I will illustrate this in three different areas, which I think will bring home to your Lordships just how important it is that we do not abandon or neglect this issue. I will start with childhood cancer. Some 92% of our most important clinical trials for children with cancer in the UK require international collaboration. In 30%, the UK is the lead country, co-ordinating the international collaborative trials. This leadership role would sadly change rapidly if we no longer followed the same regulatory framework for clinical research as the rest of the European Union.

I turn to childhood epilepsies. Children and young people with epilepsies that are resistant to current therapies represent, as a group, at least 137 rare diseases with seizures as a common symptom. Collaborative European multi-centred trials are, I stress, the only way forward in assessing new targeted treatments. There are simply not enough patients in these categories of the many different aspects of epilepsy to do this work in one country alone.

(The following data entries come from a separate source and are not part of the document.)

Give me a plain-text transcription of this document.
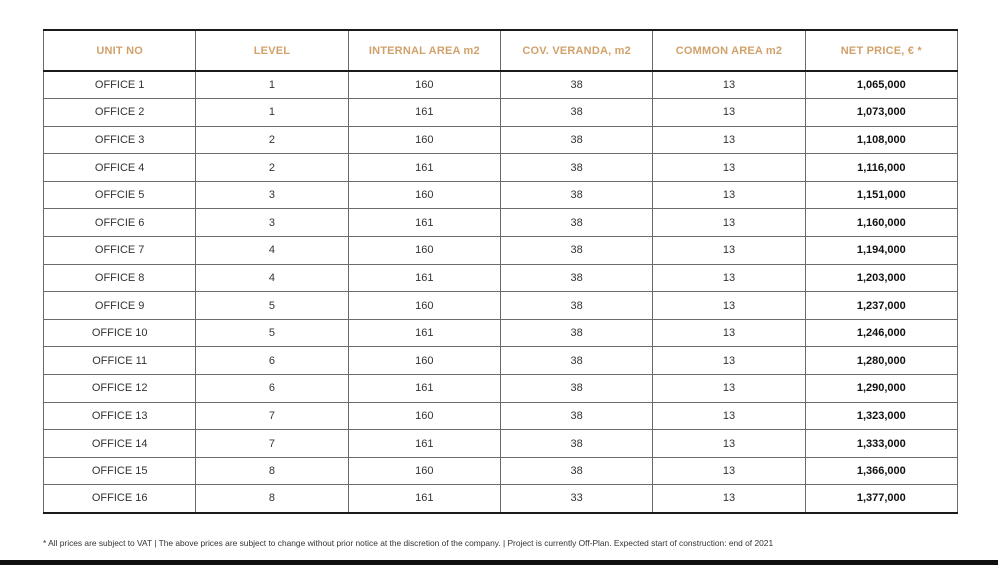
UNIT NO	LEVEL	INTERNAL AREA m2	COV. VERANDA, m2	COMMON AREA m2	NET PRICE, € *
OFFICE 1	1	160	38	13	1,065,000
OFFICE 2	1	161	38	13	1,073,000
OFFICE 3	2	160	38	13	1,108,000
OFFICE 4	2	161	38	13	1,116,000
OFFCIE 5	3	160	38	13	1,151,000
OFFCIE 6	3	161	38	13	1,160,000
OFFICE 7	4	160	38	13	1,194,000
OFFICE 8	4	161	38	13	1,203,000
OFFICE 9	5	160	38	13	1,237,000
OFFICE 10	5	161	38	13	1,246,000
OFFICE 11	6	160	38	13	1,280,000
OFFICE 12	6	161	38	13	1,290,000
OFFICE 13	7	160	38	13	1,323,000
OFFICE 14	7	161	38	13	1,333,000
OFFICE 15	8	160	38	13	1,366,000
OFFICE 16	8	161	33	13	1,377,000
* All prices are subject to VAT | The above prices are subject to change without prior notice at the discretion of the company. | Project is currently Off-Plan. Expected start of construction: end of 2021
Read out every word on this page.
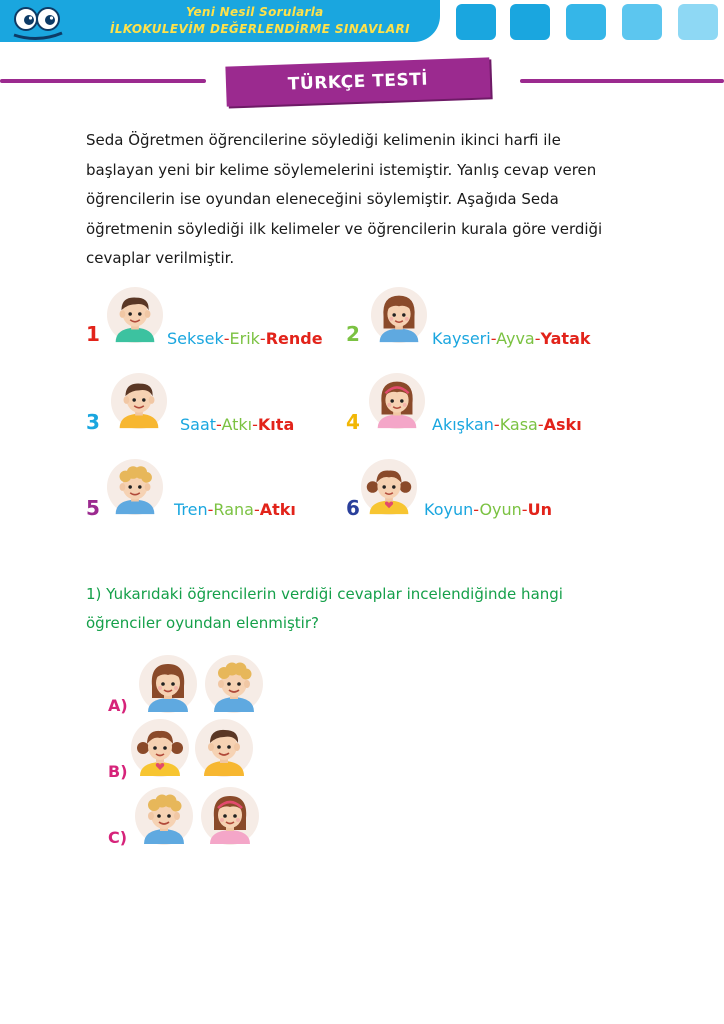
Yeni Nesil Sorularla
İLKOKULEVİM DEĞERLENDİRME SINAVLARI
TÜRKÇE TESTİ
Seda Öğretmen öğrencilerine söylediği kelimenin ikinci harfi ile
başlayan yeni bir kelime söylemelerini istemiştir. Yanlış cevap veren
öğrencilerin ise oyundan eleneceğini söylemiştir. Aşağıda Seda
öğretmenin söylediği ilk kelimeler ve öğrencilerin kurala göre verdiği
cevaplar verilmiştir.
1	Seksek-Erik-Rende 2	Kayseri-Ayva-Yatak
3	Saat-Atkı-Kıta	4	Akışkan-Kasa-Askı
5	Tren-Rana-Atkı	6	Koyun-Oyun-Un
1) Yukarıdaki öğrencilerin verdiği cevaplar incelendiğinde hangi
öğrenciler oyundan elenmiştir?
A)
B)
C)
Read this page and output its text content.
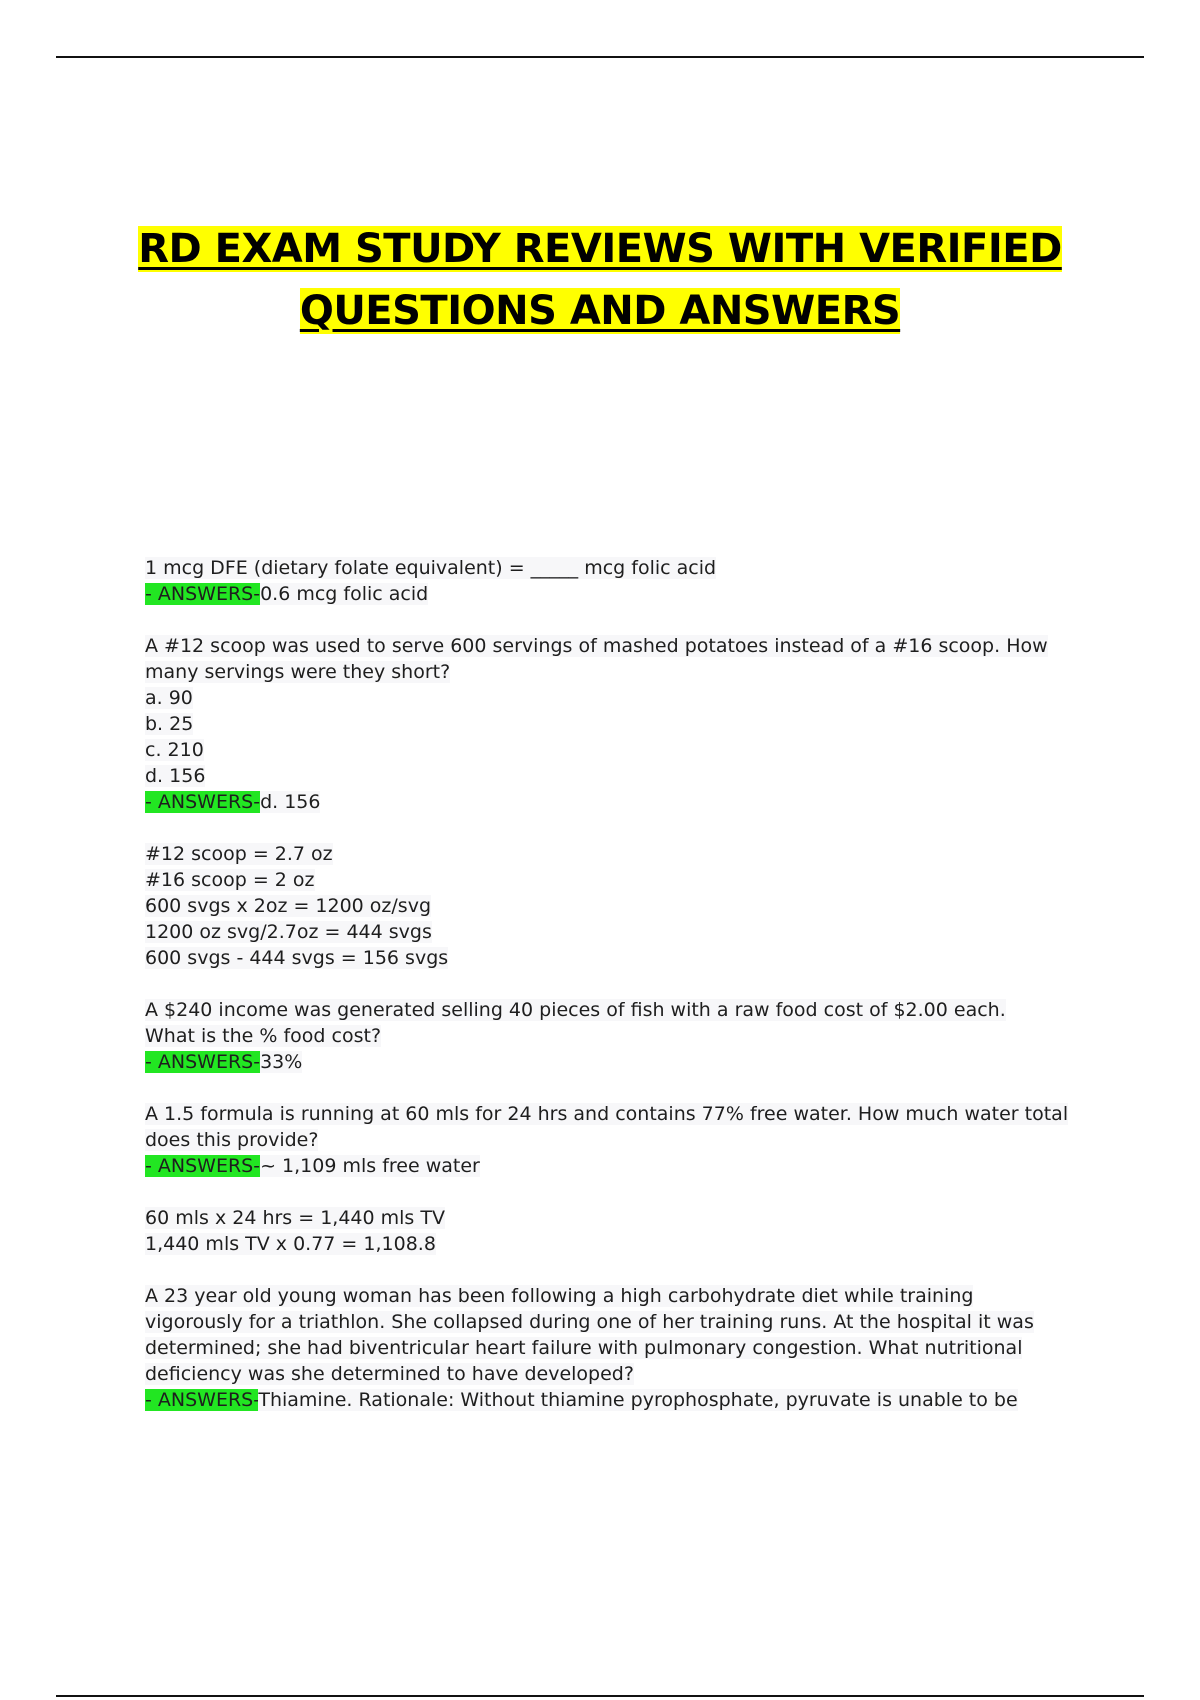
RD EXAM STUDY REVIEWS WITH VERIFIED
QUESTIONS AND ANSWERS
1 mcg DFE (dietary folate equivalent) = _____ mcg folic acid
- ANSWERS-0.6 mcg folic acid
A #12 scoop was used to serve 600 servings of mashed potatoes instead of a #16 scoop. How
many servings were they short?
a. 90
b. 25
c. 210
d. 156
- ANSWERS-d. 156
#12 scoop = 2.7 oz
#16 scoop = 2 oz
600 svgs x 2oz = 1200 oz/svg
1200 oz svg/2.7oz = 444 svgs
600 svgs - 444 svgs = 156 svgs
A $240 income was generated selling 40 pieces of fish with a raw food cost of $2.00 each.
What is the % food cost?
- ANSWERS-33%
A 1.5 formula is running at 60 mls for 24 hrs and contains 77% free water. How much water total
does this provide?
- ANSWERS-~ 1,109 mls free water
60 mls x 24 hrs = 1,440 mls TV
1,440 mls TV x 0.77 = 1,108.8
A 23 year old young woman has been following a high carbohydrate diet while training
vigorously for a triathlon. She collapsed during one of her training runs. At the hospital it was
determined; she had biventricular heart failure with pulmonary congestion. What nutritional
deficiency was she determined to have developed?
- ANSWERS-Thiamine. Rationale: Without thiamine pyrophosphate, pyruvate is unable to be
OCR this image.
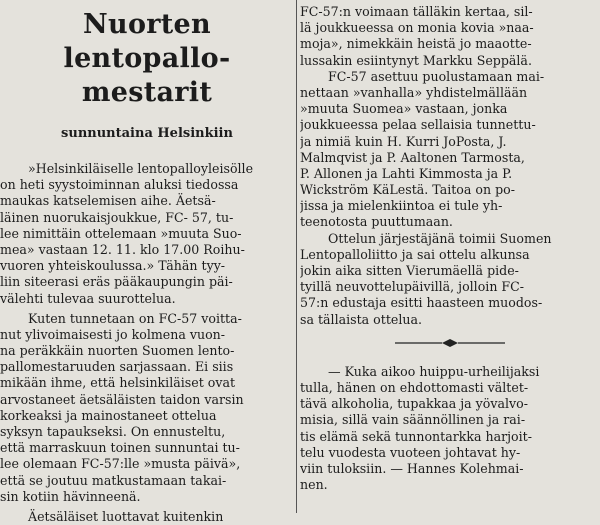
Nuorten lentopallo-
mestarit
sunnuntaina Helsinkiin
»Helsinkiläiselle lentopalloyleisölle
on heti syystoiminnan aluksi tiedossa
maukas katselemisen aihe. Äetsä-
läinen nuorukaisjoukkue, FC- 57, tu-
lee nimittäin ottelemaan »muuta Suo-
mea» vastaan 12. 11. klo 17.00 Roihu-
vuoren yhteiskoulussa.» Tähän tyy-
liin siteerasi eräs pääkaupungin päi-
välehti tulevaa suurottelua.
Kuten tunnetaan on FC-57 voitta-
nut ylivoimaisesti jo kolmena vuon-
na peräkkäin nuorten Suomen lento-
pallomestaruuden sarjassaan. Ei siis
mikään ihme, että helsinkiläiset ovat
arvostaneet äetsäläisten taidon varsin
korkeaksi ja mainostaneet ottelua
syksyn tapaukseksi. On ennusteltu,
että marraskuun toinen sunnuntai tu-
lee olemaan FC-57:lle »musta päivä»,
että se joutuu matkustamaan takai-
sin kotiin hävinneenä.
Äetsäläiset luottavat kuitenkin
FC-57:n voimaan tälläkin kertaa, sil-
lä joukkueessa on monia kovia »naa-
moja», nimekkäin heistä jo maaotte-
lussakin esiintynyt Markku Seppälä.
FC-57 asettuu puolustamaan mai-
nettaan »vanhalla» yhdistelmällään
»muuta Suomea» vastaan, jonka
joukkueessa pelaa sellaisia tunnettu-
ja nimiä kuin H. Kurri JoPosta, J.
Malmqvist ja P. Aaltonen Tarmosta,
P. Allonen ja Lahti Kimmosta ja P.
Wickström KäLestä. Taitoa on po-
jissa ja mielenkiintoa ei tule yh-
teenotosta puuttumaan.
Ottelun järjestäjänä toimii Suomen
Lentopalloliitto ja sai ottelu alkunsa
jokin aika sitten Vierumäellä pide-
tyillä neuvottelupäivillä, jolloin FC-
57:n edustaja esitti haasteen muodos-
sa tällaista ottelua.
— Kuka aikoo huippu-urheilijaksi
tulla, hänen on ehdottomasti vältet-
tävä alkoholia, tupakkaa ja yövalvo-
misia, sillä vain säännöllinen ja rai-
tis elämä sekä tunnontarkka harjoit-
telu vuodesta vuoteen johtavat hy-
viin tuloksiin. — Hannes Kolehmai-
nen.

I turn thirdly to children with HIV infection. Trials in paediatric HIV infection over the last 25 years have all been international. The UK works in partnership and collaboration with trial centres throughout Europe, and in particularly close collaboration with Italy, France and Spain. HIV treatment is very fast moving. It is vital that medicines for children do not get left behind. Our important European collaborations, including EU funding of our network, training and capacity building, have ensured the timely availability of drugs for children, not only in Europe but worldwide.

I cannot overstate the concern of the consultants and research specialists involved in this work about the threat posed for them by leaving the European Union. I do not think it an exaggeration to say that, without such work, the lives of very sick children would be sacrificed. I hope we can think again about this.